О, да! Я рано узнал, что такое деньги. Вот, лежу и вспоминаю свое детство. Вы знаете, Маруся, -- в нашем городе не было гимназии и меня пришлось отдать в единственный немецкий пансион. Будить меня начинали с петухами, неукоснительно заставляли чистить зубы, отчего мой утренний чай и молоко пахли мятой... В уголок моего ранца, между географией и хрестоматией втискивалась французская булка, хранящая в своем сердце земляничное варенье, барашковый воротник пальто подпирал мой стриженый затылок и, хлюпая высокими калошами, я шел в пансион.
Из всех же воспоминаний о пансионе Мины Эдуардовны, я дотащил до этих дней только глаза директрисы, противные и желтоватые, как тот кофе, которым поили нас во вторую перемену, да еще грязный ноготь на среднем пальце второгодника Пономарева. О, Маруся!.. Если рано или поздно на мою шею накинут милую петлю (неважно, кто принесет веревку: барахтающаяся власть, или торжествующий пролетариат), то я знаю, что и в последнюю минуту, качаясь между святым небом и матушкой-землей и выделывая ногами самый экзотический танго, я вспомню его, этот милый, очаровательный пономаревский ноготок.
Митя Пономарев был в общем симпатичный мальчик, такой веселый, длинный и розовый. Когда в его желудок переходила большая половина моей булки, напоенной ароматом земляники и кожаного ранца, Митя вытирал губы и неизменно благодарил меня щелчком по голове.
Да, это называлось дружеским щелчком. Двенадцатидюймовый снаряд с налета хлопал меня по макушке, в ушах звенела адская канонада, и в глазах моих вспыхивали волшебные бенгальские свечи.
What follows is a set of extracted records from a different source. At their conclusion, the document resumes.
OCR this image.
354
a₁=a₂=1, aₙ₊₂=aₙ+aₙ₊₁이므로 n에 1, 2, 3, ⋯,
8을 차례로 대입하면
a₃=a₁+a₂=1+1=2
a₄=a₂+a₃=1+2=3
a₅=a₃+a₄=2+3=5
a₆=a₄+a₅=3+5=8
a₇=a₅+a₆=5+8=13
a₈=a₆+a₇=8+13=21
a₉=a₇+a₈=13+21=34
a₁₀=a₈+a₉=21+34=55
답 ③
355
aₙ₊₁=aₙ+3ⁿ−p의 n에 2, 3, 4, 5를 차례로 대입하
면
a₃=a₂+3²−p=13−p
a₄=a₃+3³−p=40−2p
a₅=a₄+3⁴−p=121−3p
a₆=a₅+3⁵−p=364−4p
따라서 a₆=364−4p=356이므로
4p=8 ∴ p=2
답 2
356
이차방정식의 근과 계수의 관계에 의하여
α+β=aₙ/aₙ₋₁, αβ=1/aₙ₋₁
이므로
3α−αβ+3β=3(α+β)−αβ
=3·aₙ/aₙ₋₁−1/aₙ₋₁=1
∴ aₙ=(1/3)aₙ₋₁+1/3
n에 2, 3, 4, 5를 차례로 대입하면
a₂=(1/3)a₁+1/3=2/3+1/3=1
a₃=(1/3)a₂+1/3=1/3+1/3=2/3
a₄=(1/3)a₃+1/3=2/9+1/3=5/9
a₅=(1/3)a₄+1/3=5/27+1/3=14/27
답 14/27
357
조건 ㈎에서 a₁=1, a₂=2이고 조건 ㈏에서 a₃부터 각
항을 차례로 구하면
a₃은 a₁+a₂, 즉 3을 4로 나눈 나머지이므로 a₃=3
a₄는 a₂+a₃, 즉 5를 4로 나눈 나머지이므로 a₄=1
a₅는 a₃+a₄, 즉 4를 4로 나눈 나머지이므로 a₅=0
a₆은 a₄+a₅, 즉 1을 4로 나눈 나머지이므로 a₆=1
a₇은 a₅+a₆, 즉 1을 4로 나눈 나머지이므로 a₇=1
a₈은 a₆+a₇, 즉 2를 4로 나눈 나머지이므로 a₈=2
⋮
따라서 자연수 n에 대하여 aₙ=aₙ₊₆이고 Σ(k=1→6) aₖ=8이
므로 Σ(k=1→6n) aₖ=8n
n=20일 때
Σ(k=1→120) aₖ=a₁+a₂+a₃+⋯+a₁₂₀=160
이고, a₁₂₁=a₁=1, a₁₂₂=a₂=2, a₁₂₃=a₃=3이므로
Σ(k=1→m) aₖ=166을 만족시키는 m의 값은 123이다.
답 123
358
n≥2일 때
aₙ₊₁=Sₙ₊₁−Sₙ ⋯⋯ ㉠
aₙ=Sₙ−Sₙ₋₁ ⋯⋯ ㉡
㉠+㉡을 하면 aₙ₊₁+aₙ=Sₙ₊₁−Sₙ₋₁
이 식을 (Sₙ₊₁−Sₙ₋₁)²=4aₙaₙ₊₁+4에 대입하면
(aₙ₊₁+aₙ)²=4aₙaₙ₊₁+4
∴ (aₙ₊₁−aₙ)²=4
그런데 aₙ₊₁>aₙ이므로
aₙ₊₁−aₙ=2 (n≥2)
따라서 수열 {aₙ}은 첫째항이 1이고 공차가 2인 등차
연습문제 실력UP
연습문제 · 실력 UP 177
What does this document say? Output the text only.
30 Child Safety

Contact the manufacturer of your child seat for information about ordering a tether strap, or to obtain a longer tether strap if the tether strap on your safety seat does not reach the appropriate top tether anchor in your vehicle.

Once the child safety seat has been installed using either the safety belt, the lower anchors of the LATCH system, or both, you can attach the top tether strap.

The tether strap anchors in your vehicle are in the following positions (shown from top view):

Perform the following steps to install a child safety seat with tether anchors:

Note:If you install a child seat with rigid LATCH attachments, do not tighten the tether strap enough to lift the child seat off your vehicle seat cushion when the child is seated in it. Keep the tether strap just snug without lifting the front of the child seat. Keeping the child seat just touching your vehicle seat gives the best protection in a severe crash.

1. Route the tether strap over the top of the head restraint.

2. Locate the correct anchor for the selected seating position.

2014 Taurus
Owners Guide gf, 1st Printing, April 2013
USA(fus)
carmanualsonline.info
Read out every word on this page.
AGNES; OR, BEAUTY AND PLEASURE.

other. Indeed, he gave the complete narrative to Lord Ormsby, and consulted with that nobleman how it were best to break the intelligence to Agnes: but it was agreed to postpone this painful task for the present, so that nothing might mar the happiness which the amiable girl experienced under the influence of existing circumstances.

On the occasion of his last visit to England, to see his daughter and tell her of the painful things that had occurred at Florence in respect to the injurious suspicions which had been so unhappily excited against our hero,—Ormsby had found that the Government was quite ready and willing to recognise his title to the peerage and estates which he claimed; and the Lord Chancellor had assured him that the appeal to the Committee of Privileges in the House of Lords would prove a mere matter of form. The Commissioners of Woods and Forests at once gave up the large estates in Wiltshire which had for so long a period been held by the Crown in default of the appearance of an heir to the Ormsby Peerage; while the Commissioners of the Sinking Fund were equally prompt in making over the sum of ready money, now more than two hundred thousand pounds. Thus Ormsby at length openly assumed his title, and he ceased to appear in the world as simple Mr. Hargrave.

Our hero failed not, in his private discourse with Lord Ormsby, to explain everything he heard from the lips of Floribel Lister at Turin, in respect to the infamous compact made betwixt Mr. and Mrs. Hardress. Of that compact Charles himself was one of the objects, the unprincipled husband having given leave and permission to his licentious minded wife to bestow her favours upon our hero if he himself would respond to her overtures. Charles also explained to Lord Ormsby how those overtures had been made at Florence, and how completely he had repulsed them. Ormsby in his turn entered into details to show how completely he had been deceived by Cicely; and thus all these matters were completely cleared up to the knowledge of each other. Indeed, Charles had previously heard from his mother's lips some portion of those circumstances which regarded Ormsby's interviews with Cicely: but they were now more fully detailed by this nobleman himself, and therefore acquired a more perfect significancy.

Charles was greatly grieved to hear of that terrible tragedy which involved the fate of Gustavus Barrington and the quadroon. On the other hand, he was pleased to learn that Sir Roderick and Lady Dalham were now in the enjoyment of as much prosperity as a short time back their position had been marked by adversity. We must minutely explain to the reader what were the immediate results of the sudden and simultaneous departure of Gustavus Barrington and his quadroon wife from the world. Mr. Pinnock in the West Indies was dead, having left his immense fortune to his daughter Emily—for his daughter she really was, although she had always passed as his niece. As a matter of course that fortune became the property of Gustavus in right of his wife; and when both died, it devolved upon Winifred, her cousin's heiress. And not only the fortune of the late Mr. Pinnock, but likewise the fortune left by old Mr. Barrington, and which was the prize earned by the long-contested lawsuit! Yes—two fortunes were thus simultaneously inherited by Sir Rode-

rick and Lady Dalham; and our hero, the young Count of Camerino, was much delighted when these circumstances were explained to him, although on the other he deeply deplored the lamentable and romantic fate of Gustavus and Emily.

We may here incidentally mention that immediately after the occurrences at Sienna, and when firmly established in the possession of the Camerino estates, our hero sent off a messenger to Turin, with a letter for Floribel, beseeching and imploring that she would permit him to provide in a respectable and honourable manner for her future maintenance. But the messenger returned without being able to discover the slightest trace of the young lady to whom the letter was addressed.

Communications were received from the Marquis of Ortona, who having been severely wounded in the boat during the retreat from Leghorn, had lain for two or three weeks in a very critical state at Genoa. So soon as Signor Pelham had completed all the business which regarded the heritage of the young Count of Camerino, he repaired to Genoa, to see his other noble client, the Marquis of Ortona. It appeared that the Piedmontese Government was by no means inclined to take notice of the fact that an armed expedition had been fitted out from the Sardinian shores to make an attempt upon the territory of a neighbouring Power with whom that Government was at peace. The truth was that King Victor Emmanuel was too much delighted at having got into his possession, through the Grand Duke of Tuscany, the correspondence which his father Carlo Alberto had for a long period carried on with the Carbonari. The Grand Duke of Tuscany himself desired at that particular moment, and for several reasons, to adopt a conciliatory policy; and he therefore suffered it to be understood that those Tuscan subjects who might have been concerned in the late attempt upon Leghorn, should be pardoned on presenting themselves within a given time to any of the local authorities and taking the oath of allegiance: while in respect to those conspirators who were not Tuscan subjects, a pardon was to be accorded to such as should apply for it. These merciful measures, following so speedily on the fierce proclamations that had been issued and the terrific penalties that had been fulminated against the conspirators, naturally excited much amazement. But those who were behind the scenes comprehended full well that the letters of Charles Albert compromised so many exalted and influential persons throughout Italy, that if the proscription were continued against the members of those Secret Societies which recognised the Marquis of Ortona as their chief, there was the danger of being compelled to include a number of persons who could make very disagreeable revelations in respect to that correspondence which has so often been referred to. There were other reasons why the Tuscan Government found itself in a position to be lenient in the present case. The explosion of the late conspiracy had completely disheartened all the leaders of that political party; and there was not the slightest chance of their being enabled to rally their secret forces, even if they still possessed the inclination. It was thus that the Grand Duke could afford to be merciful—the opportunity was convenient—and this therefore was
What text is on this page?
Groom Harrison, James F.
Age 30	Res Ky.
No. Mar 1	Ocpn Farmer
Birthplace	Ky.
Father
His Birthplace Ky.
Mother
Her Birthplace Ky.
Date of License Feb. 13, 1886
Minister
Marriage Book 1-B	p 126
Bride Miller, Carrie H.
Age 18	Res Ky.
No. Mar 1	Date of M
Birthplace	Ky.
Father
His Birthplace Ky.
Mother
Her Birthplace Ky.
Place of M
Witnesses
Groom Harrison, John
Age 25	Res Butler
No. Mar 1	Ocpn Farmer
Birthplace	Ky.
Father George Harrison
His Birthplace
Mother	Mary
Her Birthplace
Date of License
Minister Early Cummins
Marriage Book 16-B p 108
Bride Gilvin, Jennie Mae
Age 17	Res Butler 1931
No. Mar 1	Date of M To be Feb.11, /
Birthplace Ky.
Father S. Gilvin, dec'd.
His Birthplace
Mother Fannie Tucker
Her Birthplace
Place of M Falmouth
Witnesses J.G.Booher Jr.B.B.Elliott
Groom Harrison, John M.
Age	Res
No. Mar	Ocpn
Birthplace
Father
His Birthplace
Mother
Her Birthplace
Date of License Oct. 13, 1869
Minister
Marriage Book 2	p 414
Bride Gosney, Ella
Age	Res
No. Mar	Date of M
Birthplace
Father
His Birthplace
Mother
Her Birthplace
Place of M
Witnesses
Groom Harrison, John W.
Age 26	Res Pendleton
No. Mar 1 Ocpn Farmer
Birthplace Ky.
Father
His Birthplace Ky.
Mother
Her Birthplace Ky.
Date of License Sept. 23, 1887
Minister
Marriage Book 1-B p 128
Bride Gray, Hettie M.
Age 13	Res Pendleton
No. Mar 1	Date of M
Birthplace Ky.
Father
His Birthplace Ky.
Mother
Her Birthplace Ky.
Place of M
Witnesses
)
Крепок и вынослив был мой затылок, и эта тренировка была лишь полезна для бедной головы, которую потом так нежно ласкала судьба, но если бы вы знали, Маруся, сколько раз плакал маленький грешник у ног великого инквизитора:
-- Хочешь, я буду отдавать тебе всю булку... Понимаешь? Всю! -- Но лицо палача оставалось бесстрастным.
-- Хочешь, я подарю тебе свою костяную вставочку? И четыре пера... О, Господи! Возьми мою новую резинку, но только не щелкай...
Всесильны горячие слезы человеческие, и дрогнуло однажды сердце мучителя:
-- Ладно! Черт с тобой!.. Больше не трону, но с уговором: принеси мне завтра двугривенный.
Я принес, и несколько дней на моей голове спокойно заживали бесчисленные шишки.
После, с переездом семьи в ваш город, меня отдали в казенную гимназию. И вспоминается мне одна весна. Таял снег, таяли сердца гимназистов, и всюду была слякоть... А вам известно, что некая Маруся считалась первой кокеткой, вплетала в пушистую косу коричневые банты и по-весеннему играла голубыми плутоватыми глазками. Тоненькая фигурка Маруси приковывала наши взоры, а розовые пальчики ее ежедневно рвали разноцветные конвертики с неизбежными стихами. Была весна... И я уже был в пятом классе, когда снова попал в невеселую историю. В кармане моего пальто нашли пачку прокламаций. Пачку тоненьких белых листочков, порхавших в ту весну по нашим улицам, точно легкие бесчисленные снежинки. Плохим русским языком они рассказывали прекрасные европейские примеры, и бледные, неразборчивые буквы твердили о ярком солнце свободы.
Мы набивали ими свои карманы, предварительно вынув из них пажеские папиросы и мятные пряники, чувствовали гордость и опасность и мужественно проваливались на экзаменах.